Partecipazione massiccia
E così via. Si parla e si scuote il capo facendo di “no” con la testa, come a dire “proprio non ci siamo” nel corteo spontaneo che dalla Prefettura si avvia verso piazza dei Cavalieri, scivolando in mezzo al traffico dei lungarni nell’ora di punta. Nessuno che abbia pensato a chiuderli o a deviare le auto. Nessuno, forse, si aspettava una partecipazione del genere. Invece Pisa nella sera del 23 febbraio è scesa in strada. E si è messa in ascolto di quei ragazzi che poche ore prima sono stati presi a botte dalle forze dell’ordine mentre manifestavano per la “Palestina Libera”.

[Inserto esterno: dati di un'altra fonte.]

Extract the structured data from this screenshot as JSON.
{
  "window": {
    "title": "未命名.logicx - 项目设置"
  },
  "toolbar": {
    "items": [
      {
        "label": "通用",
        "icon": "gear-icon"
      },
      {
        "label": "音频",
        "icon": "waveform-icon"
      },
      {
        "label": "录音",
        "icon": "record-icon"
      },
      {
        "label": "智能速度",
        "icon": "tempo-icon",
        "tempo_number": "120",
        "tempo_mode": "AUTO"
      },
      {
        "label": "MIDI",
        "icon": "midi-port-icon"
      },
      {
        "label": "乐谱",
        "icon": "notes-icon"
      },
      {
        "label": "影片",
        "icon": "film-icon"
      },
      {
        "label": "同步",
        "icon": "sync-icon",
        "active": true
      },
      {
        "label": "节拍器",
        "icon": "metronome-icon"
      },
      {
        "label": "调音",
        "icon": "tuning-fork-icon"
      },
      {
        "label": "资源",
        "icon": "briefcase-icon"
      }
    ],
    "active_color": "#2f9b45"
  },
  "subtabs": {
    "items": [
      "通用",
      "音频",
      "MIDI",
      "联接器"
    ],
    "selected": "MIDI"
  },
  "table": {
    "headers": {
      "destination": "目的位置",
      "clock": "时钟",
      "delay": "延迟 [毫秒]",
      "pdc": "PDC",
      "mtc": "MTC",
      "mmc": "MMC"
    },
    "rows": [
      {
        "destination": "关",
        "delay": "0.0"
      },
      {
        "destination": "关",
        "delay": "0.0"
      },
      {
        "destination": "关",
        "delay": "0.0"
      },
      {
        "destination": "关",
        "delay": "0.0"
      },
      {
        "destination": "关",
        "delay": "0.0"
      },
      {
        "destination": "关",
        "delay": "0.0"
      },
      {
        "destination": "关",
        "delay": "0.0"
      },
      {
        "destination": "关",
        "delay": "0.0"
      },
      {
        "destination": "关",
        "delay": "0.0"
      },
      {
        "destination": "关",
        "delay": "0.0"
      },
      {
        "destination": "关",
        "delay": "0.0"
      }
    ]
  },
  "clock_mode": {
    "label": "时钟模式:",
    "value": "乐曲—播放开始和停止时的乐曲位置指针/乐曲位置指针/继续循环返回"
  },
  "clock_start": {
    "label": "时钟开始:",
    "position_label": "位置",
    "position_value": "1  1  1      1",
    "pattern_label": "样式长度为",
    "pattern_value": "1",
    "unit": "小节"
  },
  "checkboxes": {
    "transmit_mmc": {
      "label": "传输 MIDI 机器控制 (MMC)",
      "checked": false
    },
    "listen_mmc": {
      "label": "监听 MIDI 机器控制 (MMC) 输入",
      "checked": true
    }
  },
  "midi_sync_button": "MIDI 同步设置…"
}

Sono loro, gli unici a cui la piazza riconosce il diritto di parola, come a risarcirli per ciò che gli era stato negato poche ore prima. «Stavamo protestando per la pace in Palestina e contro le violenze di Israele, ma ci hanno impedito di farlo: era chiaro fin dall’inizio che il loro obiettivo era solo sciogliere il nostro corteo: per questo ci hanno picchiato e ci hanno fatto male, ora vi chiediamo di avviarvi verso Piazza dei Cavalieri, è lì che vogliamo arrivare», urla uno studente poco più che adolescente, in piedi sul muretto di fronte alla prefettura. E il corteo spontaneo inizia a muoversi. «In Palestina non è in corso solo una guerra, ma un genocidio ed eravamo scesi in piazza per dirlo» urla una studentessa dal megafono mentre la folla che li ha accompagnati ascolta in un silenzio che somiglia quasi a un risarcimento per un diritto negato: prima ancora che quello che i ragazzi avevano da dire, a tanti che sono scesi in piazza premeva soprattutto che potessero farlo. «Come faccio a insegnare a mio figlio che non deve manifestare per quello in cui crede perché altrimenti lo picchiano?», diceva un babbo, stringendo la mano al figlio.
La protesta non si ferma
«La nostra mobilitazione continua e per martedì 27 febbraio alle 17,30 è convocata un’assemblea al Polo “Carmignani” per decidere come proseguire perché noi non siamo poveri bambini, come qualche partito ha voluto far credere, ma studenti che lottano per le loro idee e per la solidarietà al popolo palestinese», rivendica la ragazza che parla al megafono. Vero, però, là sotto ci sono migliaia di persone e tante sono lì «perché le mani addosso a ragazzi che manifestano pacificamente non si mettono mai». E, comunque, nella sera di venerdì 23 febbraio ad ascoltare «i bimbi» c’erano migliaia di persone.